Unveiling the new procurement plan, Rayner argued that the party will “unleash the power of procurement for the public good” and said “there will be no hiding place for cronies and no corner for corruption”. The party has said the plan will:
- “Reward businesses and enterprises that create local jobs, skills and wealth, treat their workers right and pay their taxes responsibly;
- “Give small and medium (SMEs) businesses fairer opportunities to benefit;
- “Get tough on waste with suppliers who repeatedly fail to deliver seeing public money clawed back and ploughed straight back into local communities – and failed providers struck off;
- “Guarantee transparency for taxpayers about how their money is spent through a publicly-accessible dashboard of government contracts tracking delivery and performance; and
- “Oversee the biggest wave of insourcing in a generation.”
“The Tories have left a legacy of sleaze, cronyism and corruption, with the British people left to pick up the bill,” the deputy Labour leader added today.
“We’ll give the Tory sleaze merchants their marching orders, end handouts to tax havens and strike off failed providers. The Tories’ policy of rewarding failure will be brought to an end. We’ll clawback taxpayer’s money and plough it straight back into communities to support the people who build the wealth in this country.”
The Department of Health and Social Care spent almost £9bn on personal protective equipment that was either substandard, defective, past its use-by date or overpriced, according to its own accounts published earlier this year.
The party said its ‘Office for Value for Money, which Rachel Reeves first proposed establishing at the 2021 Labour conference, will have “real teeth” to clamp down on wastes of taxpayers’ money with ‘clawback clauses’ in contract design.
The Labour Party plans to make social value mandatory in all contracts under its new national procurement plan and require ministers to report back to the Cabinet Office and parliament on how departmental suppliers are meeting these values.
Labour has also said it will ensure that smaller contracts include an SME at shortlisting, and plans to tackle late payments by reviewing and writing the prompt payment code into law.
Its pledge to “oversee the biggest wave of insourcing in a generation” will be accompanied by a mandate that procurement officers for government contracts show that work could not be better delivered in house before tendering.
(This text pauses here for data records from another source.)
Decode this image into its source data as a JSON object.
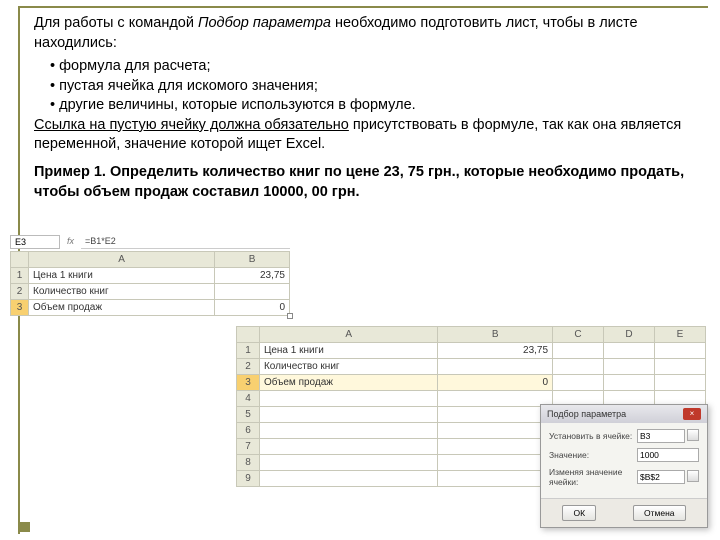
{
  "text": {
    "intro_a": "Для работы с командой ",
    "intro_emph": "Подбор параметра",
    "intro_b": " необходимо подготовить лист, чтобы в листе находились:",
    "b1": "формула для расчета;",
    "b2": "пустая ячейка для искомого значения;",
    "b3": "другие величины, которые используются в формуле.",
    "ref_a": "Ссылка на пустую ячейку должна обязательно",
    "ref_b": " присутствовать в формуле, так как она является переменной, значение которой ищет Excel.",
    "example": "Пример 1. Определить количество книг по цене 23, 75 грн., которые необходимо продать, чтобы объем продаж составил 10000, 00 грн."
  },
  "small": {
    "namebox": "E3",
    "fx": "fx",
    "formula": "=B1*E2",
    "colA": "A",
    "colB": "B",
    "r1a": "Цена 1 книги",
    "r1b": "23,75",
    "r2a": "Количество книг",
    "r2b": "",
    "r3a": "Объем продаж",
    "r3b": "0"
  },
  "big": {
    "cols": [
      "A",
      "B",
      "C",
      "D",
      "E"
    ],
    "r1a": "Цена 1 книги",
    "r1b": "23,75",
    "r2a": "Количество книг",
    "r2b": "",
    "r3a": "Объем продаж",
    "r3b": "0"
  },
  "dialog": {
    "title": "Подбор параметра",
    "l1": "Установить в ячейке:",
    "v1": "B3",
    "l2": "Значение:",
    "v2": "1000",
    "l3": "Изменяя значение ячейки:",
    "v3": "$B$2",
    "ok": "ОК",
    "cancel": "Отмена"
  }
}
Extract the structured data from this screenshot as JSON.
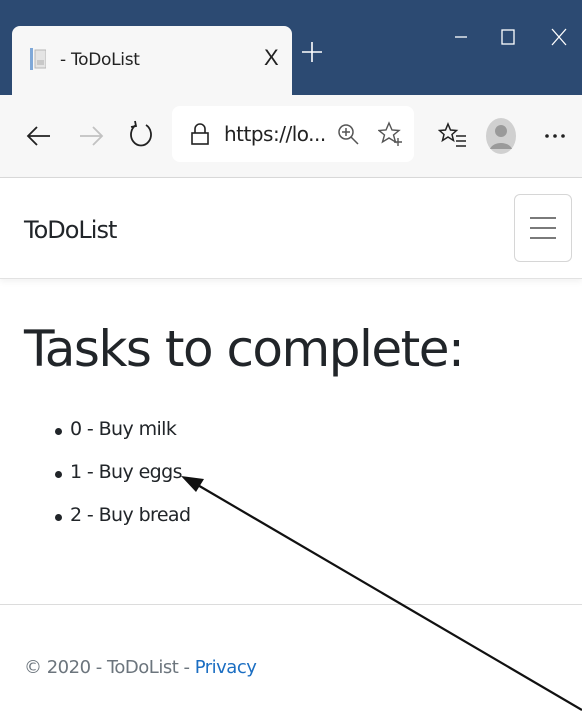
{
  "browser": {
    "tab_title": "- ToDoList",
    "tab_close": "X",
    "url": "https://lo...",
    "accent": "#2c4a72"
  },
  "icons": {
    "back": "arrow-left-icon",
    "forward": "arrow-right-icon",
    "refresh": "refresh-icon",
    "lock": "lock-icon",
    "zoom": "zoom-icon",
    "favorite": "star-add-icon",
    "favorites_list": "favorites-list-icon",
    "profile": "profile-icon",
    "more": "more-icon",
    "menu": "hamburger-icon"
  },
  "page": {
    "brand": "ToDoList",
    "heading": "Tasks to complete:",
    "tasks": [
      "0 - Buy milk",
      "1 - Buy eggs",
      "2 - Buy bread"
    ],
    "footer_text": "© 2020 - ToDoList - ",
    "footer_link": "Privacy",
    "link_color": "#1b6ec2"
  }
}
The TUC’s Frances O’Grady welcomed the “much needed” proposals from Labour, arguing that “outsourcing has been a colossal waste of taxpayers’ money and led to a race to the bottom on workers’ pay and conditions”.
“In sectors like social care – where outsourcing has been used on an industrial scale – services have been run on the cheap and frontline care staff are underpaid and badly treated,” the TUC general secretary added.
“Any organisation or company awarded public contracts must treat their workers fairly and deliver for service users. Under the Conservatives the public purse has been abused to line the pockets of bad bosses.”